Cumhurbaşkanı Erdoğan, şu değerlendirmelerde bulundu:

"Bu vatanın ekmeğini yiyen, havasını soluyan, bugün bu topraklar üzerinde özgürce yaşayan hiç kimsenin İstiklal Marşı ile sorunu olamaz. Bu milletin hiçbir ferdi İstiklal Marşı'ndan rahatsızlık duyamaz. Özellikle de milletin emanetini taşıyan insanların böyle bir hakkı yoktur. İstiklal Marşı, Türk'üyle, Kürt'üyle, Çerkez'iyle, Arap'ıyla, Alevi'si, Sünni'si, Laz'ıyla 84 milyonun ortak değeri, ortak paydasıdır. İstiklal Marşı milletimizin birlik beraberlik ve kardeşliğinin çimentosudur. Bölgemizde son yıllarda yaşanan hadiseler bu gerçeği bize bir kez daha hatırlatmıştır."

- "Mabetlerimizin göğsüne namahrem elini asla değdirmedik"

Erdoğan, emperyalistlerin masa başında cetvelle çizdikleri sınırların en küçük bir sarsıntıda silinip gittiğini vurguladı.

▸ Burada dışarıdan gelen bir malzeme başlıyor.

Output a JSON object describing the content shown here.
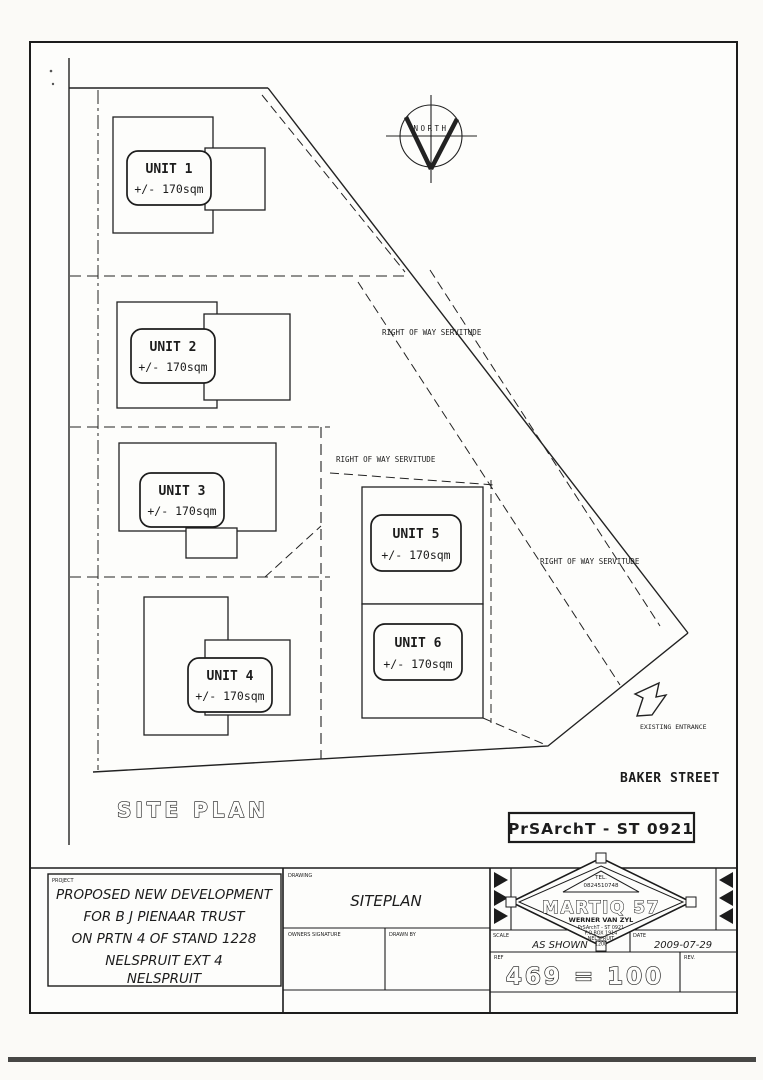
{
  "drawing": {
    "title": "SITE PLAN",
    "stamp": "PrSArchT - ST 0921",
    "north_label": "NORTH",
    "servitude_label": "RIGHT OF WAY SERVITUDE",
    "entrance_label": "EXISTING ENTRANCE",
    "street_label": "BAKER STREET"
  },
  "units": [
    {
      "name": "UNIT 1",
      "area": "+/- 170sqm"
    },
    {
      "name": "UNIT 2",
      "area": "+/- 170sqm"
    },
    {
      "name": "UNIT 3",
      "area": "+/- 170sqm"
    },
    {
      "name": "UNIT 4",
      "area": "+/- 170sqm"
    },
    {
      "name": "UNIT 5",
      "area": "+/- 170sqm"
    },
    {
      "name": "UNIT 6",
      "area": "+/- 170sqm"
    }
  ],
  "title_block": {
    "project_label": "PROJECT",
    "project_lines": [
      "PROPOSED NEW DEVELOPMENT",
      "FOR B J PIENAAR TRUST",
      "ON PRTN 4 OF STAND 1228",
      "NELSPRUIT EXT 4",
      "NELSPRUIT"
    ],
    "drawing_label": "DRAWING",
    "drawing_name": "SITEPLAN",
    "owners_signature_label": "OWNERS SIGNATURE",
    "drawn_by_label": "DRAWN BY",
    "scale_label": "SCALE",
    "scale_value": "AS SHOWN",
    "date_label": "DATE",
    "date_value": "2009-07-29",
    "number_label": "REF",
    "number_value": "469 = 100",
    "rev_label": "REV."
  },
  "logo": {
    "tel_label": "TEL.",
    "tel_value": "0824510748",
    "company": "MARTIQ 57",
    "person": "WERNER VAN ZYL",
    "registration": "PrSArchT - ST 0921",
    "address_line1": "P.O.BOX 1914",
    "address_line2": "NELSPRUIT",
    "address_line3": "1200"
  }
}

Kader birliği yerine, menfaat birliğiyle varlıklarını sürdürmeye çalışan toplulukların, fitne rüzgarlarından kendilerini kurtaramadıklarına dikkati çeken Erdoğan, şunları kaydetti:

"Türkiye ve Türk milleti olarak bekamıza tüm girişimleri, hamdolsun başarıyla püskürttük. İnsanlarımızı etnik kimliği, mezhebi, meşrebi üzerinden parçalamaya yönelik bütün senaryoları boşa çıkardık. 40 yıldır, kardeşi kardeşe kırdırmaya çalışan PKK belasının hedeflerine ulaşmasına fırsat vermedik. Sınırlarımıza kadar dayanan DEAŞ projesinin kök salmasına rıza göstermedik. Aynı şekilde 15 Temmuz gecesi FETÖ ihanet çetesi eliyle ülkemizi işgale yeltenen müstevlilere sokakları, meydanları hep birlikte dar ettik. Can verdik, canımızdan azizi bildiğimiz evlatlarımızı kara toprağa verdik ama mabetlerimizin göğsüne namahrem elini asla değdirmedik. Ezanlarımızın minarelerimizden eksilmesine, bağımsızlığımızın timsali ay yıldızlı al bayrağımızın gönderden indirilmesine müsaade etmedik. İnşallah bundan sonra da aynı inanç ve kararlılıkla hedeflerimize yürümeyi sürdüreceğiz."